Locarno 2022 : Gigi la legge, d’Alessandro Comodin, qui a remporté le Prix spécial du jury, fait la part aux petites gens du quotidien
En pleine nuit, la caméra suit Gigi dans son jardin foisonnant et à la végétation luxuriante qu’ilchérit par-dessus tout. Son voisin, que l’on entend sans jamais le voir, au ton belliqueux et vindicatif, veut obtenir justice contre cette forêt sauvage qui envahit son territoire ; Gigi tente de calmer l’ire de son voisin et de négocier à l’amiable.
Alessandro Comodin recourt au hors champ, ce qui lui permet de mettre astucieusement en scène cet échange insolite entre Gigi et son voisin, exprimant la paranoïa qui imprègne ce village. En fait, Gigi est carabiniere et passe ses journées à patrouiller, ou plutôt à se promener dans les rues étroites de San Michele al Tagliamento, un village du nord-est de l’Italie, dans la luminosité si solaire du Frioul. Certes, il y a des incidents, voire des accidents : une personne est retrouvée morte à côté des voies ferrées, un étrange individu erre sinistrement sur les chemins de campagne. Cela s’apparente au début d’un film noir, cela pourrait déboucher sur un western contemporain, mais ces diverses pistes ne sont que suggérées par le réalisateur. Et pourquoi pas le début d’une romance… Quand une jeune novice est engagée à la centrale téléphonique du commissariat, Gigi tombe immédiatement sous le charme de sa voix et se met à flirter sans trop de fioritures, à la façon d’Aldo Maccione, suscitant l’amusement des spectateurs.

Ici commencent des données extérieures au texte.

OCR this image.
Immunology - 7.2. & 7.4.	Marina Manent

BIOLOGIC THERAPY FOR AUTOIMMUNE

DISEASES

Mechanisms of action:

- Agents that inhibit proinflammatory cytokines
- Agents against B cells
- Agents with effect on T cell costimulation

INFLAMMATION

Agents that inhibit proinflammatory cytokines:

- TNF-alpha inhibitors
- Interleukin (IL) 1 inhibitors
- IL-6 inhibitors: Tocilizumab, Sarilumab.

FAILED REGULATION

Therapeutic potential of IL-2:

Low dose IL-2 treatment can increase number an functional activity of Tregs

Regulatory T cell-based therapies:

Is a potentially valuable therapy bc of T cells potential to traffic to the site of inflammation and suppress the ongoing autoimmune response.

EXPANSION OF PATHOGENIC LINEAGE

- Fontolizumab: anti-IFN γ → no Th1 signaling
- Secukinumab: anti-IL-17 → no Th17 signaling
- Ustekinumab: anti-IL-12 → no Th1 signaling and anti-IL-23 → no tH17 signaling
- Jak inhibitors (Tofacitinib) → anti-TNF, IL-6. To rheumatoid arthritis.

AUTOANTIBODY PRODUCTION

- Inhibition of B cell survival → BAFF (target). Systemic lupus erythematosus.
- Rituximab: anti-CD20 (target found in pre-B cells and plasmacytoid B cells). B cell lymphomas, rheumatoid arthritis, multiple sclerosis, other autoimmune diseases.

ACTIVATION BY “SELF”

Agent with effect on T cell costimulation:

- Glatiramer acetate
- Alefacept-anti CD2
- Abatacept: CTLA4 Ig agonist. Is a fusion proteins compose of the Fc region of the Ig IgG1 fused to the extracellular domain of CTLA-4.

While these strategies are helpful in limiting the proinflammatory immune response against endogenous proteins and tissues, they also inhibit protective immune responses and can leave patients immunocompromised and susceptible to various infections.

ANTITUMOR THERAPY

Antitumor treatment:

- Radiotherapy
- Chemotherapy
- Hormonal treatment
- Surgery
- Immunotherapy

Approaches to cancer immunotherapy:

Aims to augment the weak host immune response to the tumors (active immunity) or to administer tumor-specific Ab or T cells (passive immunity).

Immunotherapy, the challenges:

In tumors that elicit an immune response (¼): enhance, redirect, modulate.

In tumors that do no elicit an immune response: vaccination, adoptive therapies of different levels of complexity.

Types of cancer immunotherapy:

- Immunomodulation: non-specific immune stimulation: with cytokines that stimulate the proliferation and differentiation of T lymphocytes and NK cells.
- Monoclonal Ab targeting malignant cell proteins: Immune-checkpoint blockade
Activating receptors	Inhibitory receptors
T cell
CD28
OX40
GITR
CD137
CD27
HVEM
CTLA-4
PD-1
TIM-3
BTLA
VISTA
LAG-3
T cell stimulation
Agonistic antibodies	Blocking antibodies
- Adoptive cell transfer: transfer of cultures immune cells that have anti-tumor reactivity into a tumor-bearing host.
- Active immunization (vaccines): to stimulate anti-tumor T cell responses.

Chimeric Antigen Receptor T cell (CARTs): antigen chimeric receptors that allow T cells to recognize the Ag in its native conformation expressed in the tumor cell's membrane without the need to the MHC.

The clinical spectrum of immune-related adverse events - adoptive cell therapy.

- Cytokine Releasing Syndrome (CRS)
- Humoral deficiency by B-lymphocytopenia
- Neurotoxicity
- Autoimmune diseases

Gigi la legge, le nouveau film d’Alessandro Comodin, qui revient cette année en compétition officielle avec son troisième long métrage, produit par Okta Film, dépeint avec délicatesse et poésie les petites gens du quotidien, ces personnes dont la présence routinière passent presque inaperçue. Alessandro Comodin les met en relief, et par là-même en valeur, soulignant leur humanité camouflée derrière une façade goguenarde et facétieuse. Se muant en conteur de héros fragiles et oubliés, le cinéaste réussi la prouesse de captiver les spectateurs, faisant évoluer par touches subtiles, presque imperceptibles, le personnage principal en mettant à nu ses faiblesses et sa vulnérabilité. Sans démonstration, tout en nuances, mais avec une honnêteté déconcertante, Alessandro Comodin renoue avec son pays natal en travaillant avec un personnage familier, un modeste policier de province, romantique, attachant et solitaire, mis à l’index par une société qui semble le rejeter pour ses savoureuses excentricités.
Gigi la legge mêle avec harmonie les genres cinématographiques qui ont toujours fait partie du cinéma de la péninsule. Ici, invitant les spectateurs dans l’habitat de la voiture de patrouille, en première ligne d’observation des méandres de ce policier d’âge moyen, qui aime chanter et fantasmer en poursuivant ses ennemis potentiels, Alessandro Comodin dépeint la conscience d’être seul face au destin. Gigi nous entraîne sur les rivages de Lignane au son des cigales qui chantent dans les pinèdes. Reflétant sa vision du monde par son regard différent qui le démarque et le différencie, la destinée de Gigi semble tracée d’avance : incompris des habitants, à commencer par son voisin, et de ses pairs, résolument seul, Gigi se laisse entraîner par la voix de sa nouvelle collègue et fantasme sur la possibilité d’une rencontre. Et quand cette rencontre a lieu, Alessandro Comodin laisse la palette des possibles ouverte.
Pour rappel, Alessandro Comodin a remporté le Pardo d’oro dans la section Cineasti del presente en 2011 avec son film L’estate di Giacomo.